Das Internet hat den Begriff „Illustrator:in“ neu definiert. Viele Firmen stellen Illustrator:innen für Logos, Marketingmaterialien und Social-Media-Werbung ein. Außerdem gibt es viele unkonventionellere Wege, um deine Illustrations-Skills zu verwenden: forensische Kunst, Mode-Illustration, Briefpapier-Design, Tätowierungen und vieles mehr!

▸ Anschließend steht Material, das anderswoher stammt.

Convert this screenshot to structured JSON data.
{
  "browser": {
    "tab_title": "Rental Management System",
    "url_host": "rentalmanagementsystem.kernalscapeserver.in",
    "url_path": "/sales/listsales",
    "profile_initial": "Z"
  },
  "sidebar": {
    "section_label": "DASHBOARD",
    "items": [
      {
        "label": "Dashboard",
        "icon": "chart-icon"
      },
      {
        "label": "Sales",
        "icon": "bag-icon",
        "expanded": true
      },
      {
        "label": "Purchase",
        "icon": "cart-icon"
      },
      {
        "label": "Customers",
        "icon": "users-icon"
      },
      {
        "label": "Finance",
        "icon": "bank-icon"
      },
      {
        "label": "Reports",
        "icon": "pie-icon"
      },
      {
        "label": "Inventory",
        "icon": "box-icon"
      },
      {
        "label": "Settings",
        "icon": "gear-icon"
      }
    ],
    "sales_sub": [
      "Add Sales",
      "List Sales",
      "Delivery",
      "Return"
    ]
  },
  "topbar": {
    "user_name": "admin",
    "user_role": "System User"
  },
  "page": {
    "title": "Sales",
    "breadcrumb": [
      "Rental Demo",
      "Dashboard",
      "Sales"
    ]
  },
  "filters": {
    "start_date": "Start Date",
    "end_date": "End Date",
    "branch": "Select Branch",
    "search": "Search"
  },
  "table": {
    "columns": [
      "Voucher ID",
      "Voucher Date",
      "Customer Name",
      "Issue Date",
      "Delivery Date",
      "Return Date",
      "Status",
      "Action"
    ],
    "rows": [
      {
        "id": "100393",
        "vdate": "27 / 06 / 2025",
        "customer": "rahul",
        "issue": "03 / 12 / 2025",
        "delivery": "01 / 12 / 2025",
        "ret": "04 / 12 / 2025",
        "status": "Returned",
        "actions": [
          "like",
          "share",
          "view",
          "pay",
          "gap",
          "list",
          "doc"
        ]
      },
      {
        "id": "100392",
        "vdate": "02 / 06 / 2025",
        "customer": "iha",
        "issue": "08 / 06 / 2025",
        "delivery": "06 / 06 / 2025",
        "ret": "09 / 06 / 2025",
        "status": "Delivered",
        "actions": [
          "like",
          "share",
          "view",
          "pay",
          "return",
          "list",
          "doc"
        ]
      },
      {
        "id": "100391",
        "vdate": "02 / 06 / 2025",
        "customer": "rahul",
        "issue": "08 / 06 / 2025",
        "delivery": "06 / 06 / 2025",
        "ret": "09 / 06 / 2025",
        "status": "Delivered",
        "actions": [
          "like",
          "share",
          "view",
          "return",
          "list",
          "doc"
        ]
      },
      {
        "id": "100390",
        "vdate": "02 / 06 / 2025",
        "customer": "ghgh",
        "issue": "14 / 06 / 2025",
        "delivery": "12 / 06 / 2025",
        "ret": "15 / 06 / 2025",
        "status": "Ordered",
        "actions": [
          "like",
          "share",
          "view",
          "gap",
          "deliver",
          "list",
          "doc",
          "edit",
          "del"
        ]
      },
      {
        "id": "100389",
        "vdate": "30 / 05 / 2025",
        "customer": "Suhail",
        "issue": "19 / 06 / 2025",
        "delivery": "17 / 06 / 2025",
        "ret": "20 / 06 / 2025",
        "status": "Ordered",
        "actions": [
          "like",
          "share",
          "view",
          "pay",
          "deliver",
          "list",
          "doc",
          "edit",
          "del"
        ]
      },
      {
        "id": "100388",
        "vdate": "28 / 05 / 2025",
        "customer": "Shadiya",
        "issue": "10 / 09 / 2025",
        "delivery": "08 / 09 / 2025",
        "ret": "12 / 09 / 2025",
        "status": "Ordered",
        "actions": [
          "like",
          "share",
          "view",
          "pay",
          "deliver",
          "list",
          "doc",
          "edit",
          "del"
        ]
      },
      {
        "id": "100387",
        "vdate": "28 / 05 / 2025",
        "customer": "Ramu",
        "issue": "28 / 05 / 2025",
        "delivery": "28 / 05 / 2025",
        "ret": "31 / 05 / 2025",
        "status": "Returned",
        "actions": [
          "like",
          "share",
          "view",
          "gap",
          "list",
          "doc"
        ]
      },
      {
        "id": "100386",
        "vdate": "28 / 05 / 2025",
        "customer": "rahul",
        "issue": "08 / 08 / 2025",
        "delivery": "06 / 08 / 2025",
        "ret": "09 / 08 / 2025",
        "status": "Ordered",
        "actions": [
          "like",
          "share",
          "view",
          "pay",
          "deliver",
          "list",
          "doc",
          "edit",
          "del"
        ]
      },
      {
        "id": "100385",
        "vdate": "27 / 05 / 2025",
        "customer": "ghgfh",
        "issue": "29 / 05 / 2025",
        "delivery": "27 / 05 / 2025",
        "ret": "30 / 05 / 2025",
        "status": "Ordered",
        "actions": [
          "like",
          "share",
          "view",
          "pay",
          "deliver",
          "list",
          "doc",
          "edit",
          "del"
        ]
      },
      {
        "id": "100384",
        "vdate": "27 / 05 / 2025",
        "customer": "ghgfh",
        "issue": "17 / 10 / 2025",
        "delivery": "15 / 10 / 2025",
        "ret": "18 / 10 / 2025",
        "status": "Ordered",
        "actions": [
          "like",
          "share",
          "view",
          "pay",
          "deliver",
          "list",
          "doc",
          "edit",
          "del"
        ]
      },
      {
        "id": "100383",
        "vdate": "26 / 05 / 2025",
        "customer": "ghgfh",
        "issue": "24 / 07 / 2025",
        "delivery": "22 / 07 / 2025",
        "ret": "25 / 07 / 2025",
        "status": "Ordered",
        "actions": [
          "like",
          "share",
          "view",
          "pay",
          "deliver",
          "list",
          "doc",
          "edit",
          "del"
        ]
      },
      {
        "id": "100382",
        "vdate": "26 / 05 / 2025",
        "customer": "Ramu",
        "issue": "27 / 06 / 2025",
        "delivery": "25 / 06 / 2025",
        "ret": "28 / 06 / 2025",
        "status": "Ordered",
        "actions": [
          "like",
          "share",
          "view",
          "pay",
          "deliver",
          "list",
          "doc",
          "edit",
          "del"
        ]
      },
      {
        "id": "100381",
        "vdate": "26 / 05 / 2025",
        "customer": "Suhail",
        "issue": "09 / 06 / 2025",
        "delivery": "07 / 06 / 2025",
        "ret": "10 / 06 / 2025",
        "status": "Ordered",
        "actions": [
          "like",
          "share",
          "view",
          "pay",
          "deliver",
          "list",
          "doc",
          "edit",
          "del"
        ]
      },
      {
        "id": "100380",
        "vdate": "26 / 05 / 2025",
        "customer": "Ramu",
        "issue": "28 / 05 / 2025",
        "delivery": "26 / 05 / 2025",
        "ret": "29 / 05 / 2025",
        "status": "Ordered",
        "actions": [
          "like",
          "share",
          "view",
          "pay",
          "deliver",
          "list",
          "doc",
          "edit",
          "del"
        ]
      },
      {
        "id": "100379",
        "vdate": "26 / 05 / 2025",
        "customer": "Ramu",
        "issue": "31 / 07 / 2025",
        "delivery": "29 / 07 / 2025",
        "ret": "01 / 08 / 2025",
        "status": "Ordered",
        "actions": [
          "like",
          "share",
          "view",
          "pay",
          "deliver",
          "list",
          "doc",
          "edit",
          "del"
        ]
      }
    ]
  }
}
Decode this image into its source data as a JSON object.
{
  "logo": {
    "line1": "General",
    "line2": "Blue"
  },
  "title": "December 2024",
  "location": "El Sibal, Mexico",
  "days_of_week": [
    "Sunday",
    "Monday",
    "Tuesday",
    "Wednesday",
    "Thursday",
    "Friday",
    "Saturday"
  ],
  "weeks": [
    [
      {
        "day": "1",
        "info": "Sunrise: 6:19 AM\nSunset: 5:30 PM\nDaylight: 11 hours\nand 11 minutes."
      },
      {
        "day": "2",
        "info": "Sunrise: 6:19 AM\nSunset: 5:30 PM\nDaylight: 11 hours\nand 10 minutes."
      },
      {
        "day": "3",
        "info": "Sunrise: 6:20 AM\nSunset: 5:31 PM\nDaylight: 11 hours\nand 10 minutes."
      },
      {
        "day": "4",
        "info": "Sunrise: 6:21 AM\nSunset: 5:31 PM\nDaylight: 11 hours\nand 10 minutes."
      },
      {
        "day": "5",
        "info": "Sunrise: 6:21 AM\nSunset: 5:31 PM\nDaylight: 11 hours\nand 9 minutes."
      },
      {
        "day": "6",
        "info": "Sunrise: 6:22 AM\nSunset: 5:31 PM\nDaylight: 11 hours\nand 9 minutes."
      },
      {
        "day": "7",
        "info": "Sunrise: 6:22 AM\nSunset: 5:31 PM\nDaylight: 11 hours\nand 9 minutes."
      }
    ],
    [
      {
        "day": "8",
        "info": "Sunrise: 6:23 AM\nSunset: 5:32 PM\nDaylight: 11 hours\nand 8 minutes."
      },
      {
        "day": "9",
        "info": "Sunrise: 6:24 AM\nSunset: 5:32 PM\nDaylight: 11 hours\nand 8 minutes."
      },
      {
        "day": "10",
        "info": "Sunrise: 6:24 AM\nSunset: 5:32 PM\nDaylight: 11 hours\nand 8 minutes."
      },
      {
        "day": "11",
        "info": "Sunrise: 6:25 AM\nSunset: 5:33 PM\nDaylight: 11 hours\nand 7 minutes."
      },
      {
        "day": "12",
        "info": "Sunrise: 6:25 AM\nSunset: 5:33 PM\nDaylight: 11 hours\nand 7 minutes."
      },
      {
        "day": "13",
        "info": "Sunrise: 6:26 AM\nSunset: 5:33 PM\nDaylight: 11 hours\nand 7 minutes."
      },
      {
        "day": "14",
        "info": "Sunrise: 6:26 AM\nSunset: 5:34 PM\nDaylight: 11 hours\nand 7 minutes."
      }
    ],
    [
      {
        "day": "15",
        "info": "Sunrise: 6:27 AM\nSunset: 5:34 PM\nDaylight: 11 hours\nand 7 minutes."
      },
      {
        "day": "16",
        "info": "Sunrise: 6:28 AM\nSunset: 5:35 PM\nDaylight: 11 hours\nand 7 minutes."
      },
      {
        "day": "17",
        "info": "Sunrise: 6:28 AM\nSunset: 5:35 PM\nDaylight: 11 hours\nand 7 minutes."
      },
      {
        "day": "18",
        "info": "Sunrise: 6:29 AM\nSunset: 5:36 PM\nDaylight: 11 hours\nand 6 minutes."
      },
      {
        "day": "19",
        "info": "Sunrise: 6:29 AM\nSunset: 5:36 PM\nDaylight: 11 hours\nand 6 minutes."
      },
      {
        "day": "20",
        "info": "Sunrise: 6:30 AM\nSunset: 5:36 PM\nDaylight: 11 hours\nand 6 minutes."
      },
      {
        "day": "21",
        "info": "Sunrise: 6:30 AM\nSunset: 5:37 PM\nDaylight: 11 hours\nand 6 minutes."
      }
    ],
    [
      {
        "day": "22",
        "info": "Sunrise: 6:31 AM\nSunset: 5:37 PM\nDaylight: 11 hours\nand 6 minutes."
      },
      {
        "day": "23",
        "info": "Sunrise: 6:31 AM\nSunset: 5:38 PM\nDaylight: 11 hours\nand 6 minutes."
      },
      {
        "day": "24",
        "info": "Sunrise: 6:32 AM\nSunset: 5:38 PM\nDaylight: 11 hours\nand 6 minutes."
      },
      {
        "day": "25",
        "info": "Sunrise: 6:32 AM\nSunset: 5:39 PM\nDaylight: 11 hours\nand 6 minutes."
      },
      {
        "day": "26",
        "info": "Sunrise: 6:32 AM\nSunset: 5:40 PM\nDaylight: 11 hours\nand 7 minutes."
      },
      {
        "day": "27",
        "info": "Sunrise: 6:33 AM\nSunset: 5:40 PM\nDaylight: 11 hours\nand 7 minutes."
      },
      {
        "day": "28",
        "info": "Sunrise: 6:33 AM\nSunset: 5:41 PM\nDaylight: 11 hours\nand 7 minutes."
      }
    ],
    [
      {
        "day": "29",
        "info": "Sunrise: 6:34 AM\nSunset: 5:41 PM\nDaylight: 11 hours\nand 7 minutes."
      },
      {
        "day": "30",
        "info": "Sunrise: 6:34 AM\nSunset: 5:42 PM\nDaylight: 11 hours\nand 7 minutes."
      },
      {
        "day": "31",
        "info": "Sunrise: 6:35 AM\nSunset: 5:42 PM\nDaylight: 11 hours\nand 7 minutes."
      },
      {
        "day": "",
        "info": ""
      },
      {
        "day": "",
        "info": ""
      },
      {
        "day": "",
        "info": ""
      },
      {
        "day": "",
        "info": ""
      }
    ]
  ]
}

Aber lasst uns nicht abschweifen. In diesem Artikel konzentrieren wir uns darauf, Dir dabei zu helfen, Ilustrator:in für Bücher zu werden. 

Eine Kinderbuch-Illustration von „Rund um die Erde [und andere Verse]“
Eine Kinderbuch-Illustration von „Rund um die Erde [und andere Verse]“

Die Meisten denken bei Illustrator:innen für Bücher an Kinderbücher. Das ist natürlich nicht verwunderlich. Laut der Amelia Book Company sollen Illustrationen in Kinderbüchern eine Geschichte erzählen, die mit Wörtern nicht erzählt werden kann. Kindern wird schnell langweilig. Mit illustrierten Büchern macht das Lesen mehr Spaß. 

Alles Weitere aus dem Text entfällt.